木人巷。
巷幽深。
没有风,很静。
也没有人。
沈方鹤沿着小巷走了很久,走到脚都软了才看见路人说的那栋木楼。
楼是木头的,从梁到柱都是木头的,墙壁也是木板的做的,就连屋顶的瓦片也是木头做的,漆着亮亮的桐油。
一栋全是木材建成的房子,不用说门也是木头的,奇怪的是这木头做的门敲起来发出了铜铁的声音,像铜锣,只一下就震得耳朵疼。
沈方鹤敲了一下,过了良久没有动静,又忍耐着敲了一下。待“嗡嗡”的鸣叫声停下后,才听到门内响起了脚步声。
“谁?”
门内一个苍老的声音响起,接着门“呼啦”一声拉开了,伸出来一个满头白发的脑袋。
“小子,你找谁?”
被人称作小子,沈方鹤一点也没有生气,看此人白发白眉白须年龄至少已过古稀,这声“小子”也不为过。
“晚辈姓沈,名方鹤,是开医馆的郎中……”
“去去去……”那白发老人不等沈方鹤说完猛地把门合上了,隔着门嘟囔道,“我家没有病人,你请吧!”
脚步声又由近及远,渐渐地听不到了。
“咣咣……”
沈方鹤又敲了两下,敲完捂着耳朵躲到了一旁,待回响声静下来才又走到门口等待。
这次门开得很快,还是那白发老者,不同的是这次老者没说话,也没打招呼,招呼沈方鹤的是老者手中的棍子,不粗不细杨木棍子劈头盖脸地向沈方鹤打来。
看老者出手像是个练家子,出手快,棍风急,不给沈方鹤躲避的机会。可棍子将要打到时却停在了空中,再也没动。
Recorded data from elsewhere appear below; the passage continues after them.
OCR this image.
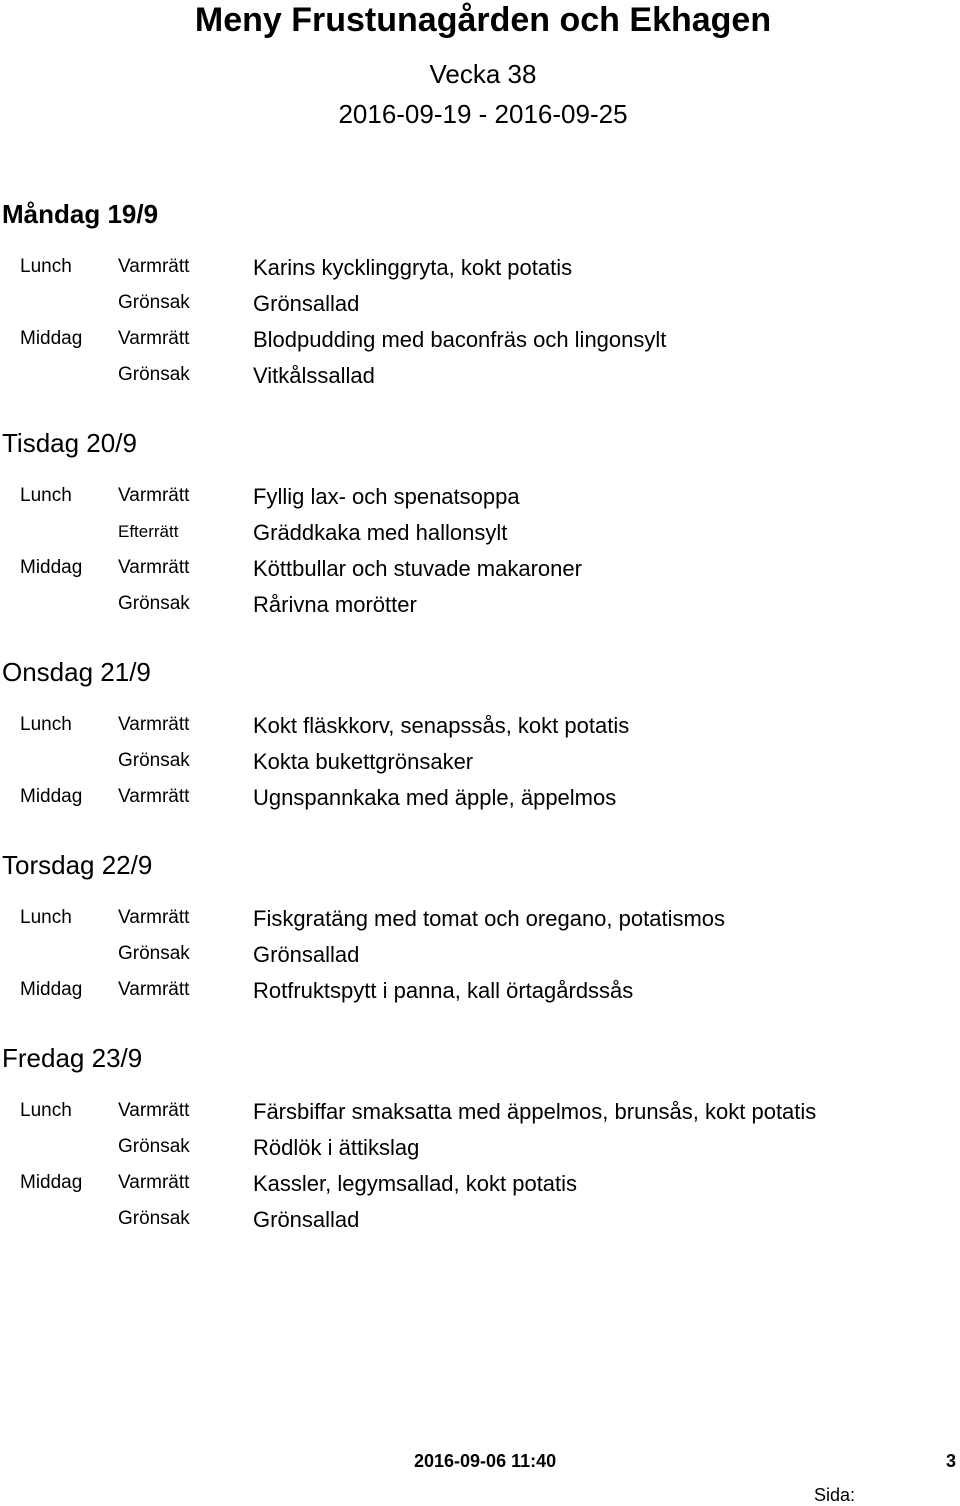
Meny Frustunagården och Ekhagen
Vecka 38
2016-09-19 - 2016-09-25
Måndag 19/9
Lunch Varmrätt	Karins kycklinggryta, kokt potatis
Grönsak	Grönsallad
Middag Varmrätt	Blodpudding med baconfräs och lingonsylt
Grönsak	Vitkålssallad
Tisdag 20/9
Lunch Varmrätt	Fyllig lax- och spenatsoppa
Efterrätt	Gräddkaka med hallonsylt
Middag Varmrätt	Köttbullar och stuvade makaroner
Grönsak	Rårivna morötter
Onsdag 21/9
Lunch Varmrätt	Kokt fläskkorv, senapssås, kokt potatis
Grönsak	Kokta bukettgrönsaker
Middag Varmrätt	Ugnspannkaka med äpple, äppelmos
Torsdag 22/9
Lunch Varmrätt	Fiskgratäng med tomat och oregano, potatismos
Grönsak	Grönsallad
Middag Varmrätt	Rotfruktspytt i panna, kall örtagårdssås
Fredag 23/9
Lunch Varmrätt	Färsbiffar smaksatta med äppelmos, brunsås, kokt potatis
Grönsak	Rödlök i ättikslag
Middag Varmrätt	Kassler, legymsallad, kokt potatis
Grönsak	Grönsallad
2016-09-06 11:40	3
Sida:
沈方鹤没动,脚没动,身子也没动,只是两根手指捻着一块小木板儿,黑色的木牌。
“进来吧。”
老者说完转身进门,沈方鹤紧跟着进了院子。
后院。
后院不大,种满了花草。花草间有个木桌,桌上刚泡的茶水。
“香!”喝了一口茶水沈方鹤赞了一声。
老者面露得意之色:“小子,喝过这样的茶吗?”
“喝过。”
沈方鹤的回答让老者吃了一惊,皱眉问道:“你喝过?”
“蛇缠身。”
蛇缠身,当初在黄梁陈祁凤鸣的古玩铺里喝过的茶,据祁凤鸣说只有他的家乡才有这种茶,为何牧云谷中也有。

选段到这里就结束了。